The characters in The Konkans are all searching for identities, and it is telling that the character who is most comfortable with his identity is neither the American wife wanting to raise an Indian family nor the Indian husband wanting to raise an American family, but Sam, the brother, who attempts -- and achieves -- a hybrid of both worlds. (That is, until Sam's father sends a letter telling Sam that a bride is waiting for him back in India.) We don't know enough about D'Souza's character to know where he fit into this family story (he ends his family narrative while his character is still a child), or how he built his own identity between the warring impulses of his parents, but -- as Ultrabrown notes -- he has already written about this subject in other novels and articles.

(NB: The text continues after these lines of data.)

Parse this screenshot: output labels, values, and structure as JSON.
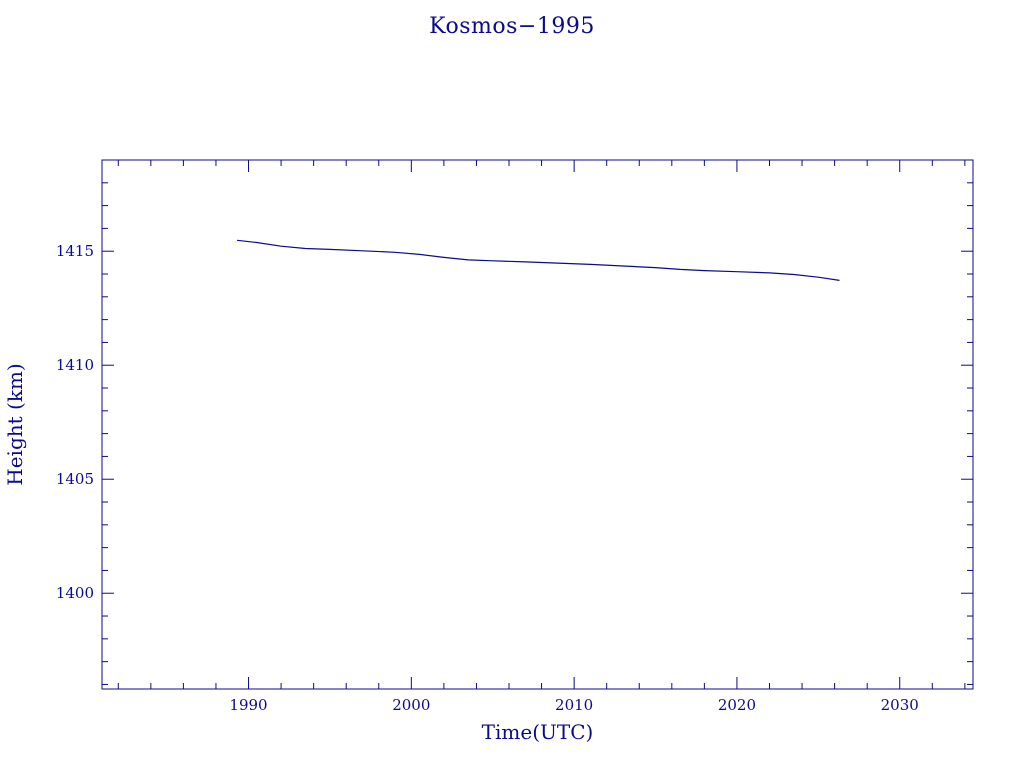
{
  "chart_data": {
    "type": "line",
    "title": "Kosmos−1995",
    "xlabel": "Time(UTC)",
    "ylabel": "Height (km)",
    "xlim": [
      1981.0,
      2034.5
    ],
    "ylim": [
      1395.8,
      1419.0
    ],
    "xticks": [
      1990,
      2000,
      2010,
      2020,
      2030
    ],
    "yticks": [
      1400,
      1405,
      1410,
      1415
    ],
    "xtick_labels": [
      "1990",
      "2000",
      "2010",
      "2020",
      "2030"
    ],
    "ytick_labels": [
      "1400",
      "1405",
      "1410",
      "1415"
    ],
    "x_minor_step": 2,
    "y_minor_step": 1,
    "grid": false,
    "legend": "none",
    "color": "#0a0a8c",
    "series": [
      {
        "x": [
          1989.3,
          1990.5,
          1992.0,
          1993.5,
          1995.0,
          1997.0,
          1999.0,
          2000.5,
          2002.0,
          2003.5,
          2005.0,
          2007.0,
          2009.0,
          2011.0,
          2013.0,
          2015.0,
          2016.5,
          2018.0,
          2020.0,
          2022.0,
          2023.5,
          2025.0,
          2026.3
        ],
        "y": [
          1415.48,
          1415.38,
          1415.22,
          1415.12,
          1415.08,
          1415.02,
          1414.95,
          1414.86,
          1414.73,
          1414.62,
          1414.58,
          1414.53,
          1414.48,
          1414.42,
          1414.35,
          1414.28,
          1414.2,
          1414.15,
          1414.1,
          1414.05,
          1413.98,
          1413.86,
          1413.72
        ]
      }
    ]
  }
}
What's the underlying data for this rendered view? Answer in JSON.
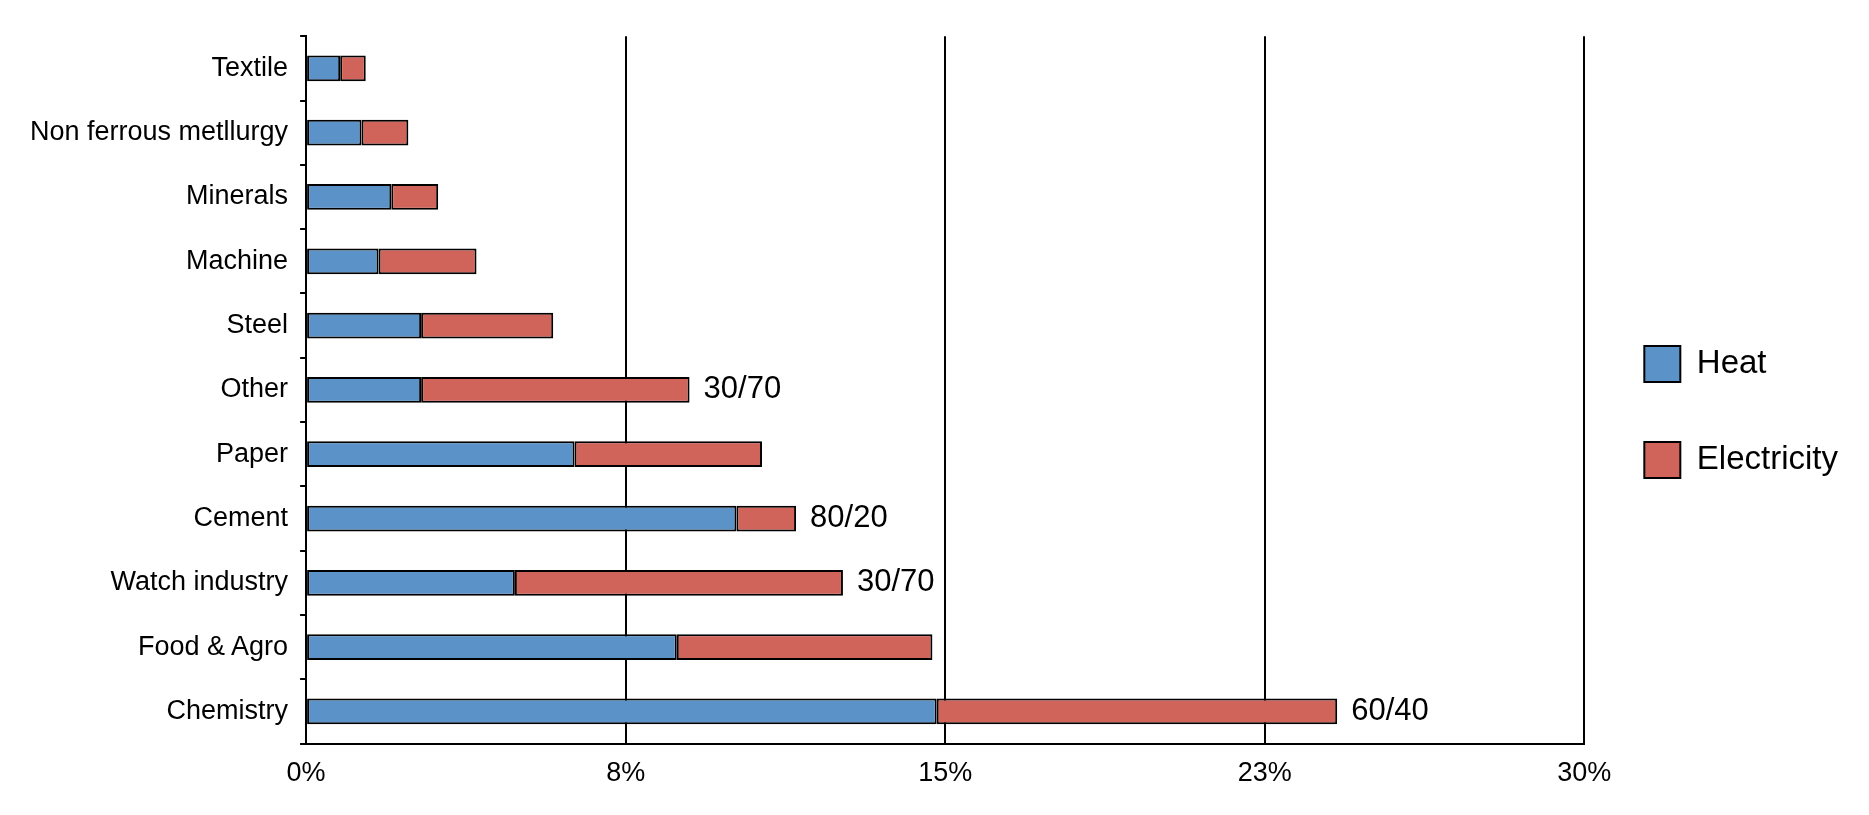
{
  "chart_data": {
    "type": "bar",
    "orientation": "horizontal",
    "stacked": true,
    "categories": [
      "Textile",
      "Non ferrous metllurgy",
      "Minerals",
      "Machine",
      "Steel",
      "Other",
      "Paper",
      "Cement",
      "Watch industry",
      "Food & Agro",
      "Chemistry"
    ],
    "series": [
      {
        "name": "Heat",
        "color": "#5b93c9",
        "values": [
          0.8,
          1.3,
          2.0,
          1.7,
          2.7,
          2.7,
          6.3,
          10.1,
          4.9,
          8.7,
          14.8
        ]
      },
      {
        "name": "Electricity",
        "color": "#d0635a",
        "values": [
          0.6,
          1.1,
          1.1,
          2.3,
          3.1,
          6.3,
          4.4,
          1.4,
          7.7,
          6.0,
          9.4
        ]
      }
    ],
    "xlim": [
      0,
      30
    ],
    "xticks": [
      {
        "value": 0,
        "label": "0%"
      },
      {
        "value": 7.5,
        "label": "8%"
      },
      {
        "value": 15,
        "label": "15%"
      },
      {
        "value": 22.5,
        "label": "23%"
      },
      {
        "value": 30,
        "label": "30%"
      }
    ],
    "grid": "x",
    "legend": "right",
    "annotations": [
      "30/70",
      "80/20",
      "30/70",
      "60/40"
    ]
  }
}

So. Would I recommend? I suppose my initial response is "sure, why not," but at the same time... well... let's put it this way. There are much better books out there, and better memoirs, and better discussions of cultural identity; but no other book with this particular combination of characters. That's the reason to pick it up and give it a try.

1 comment:

chachaji said...

Nice review, Blue! I was looking up reviews that other people had done, to link them to mine. But yours was from back in February!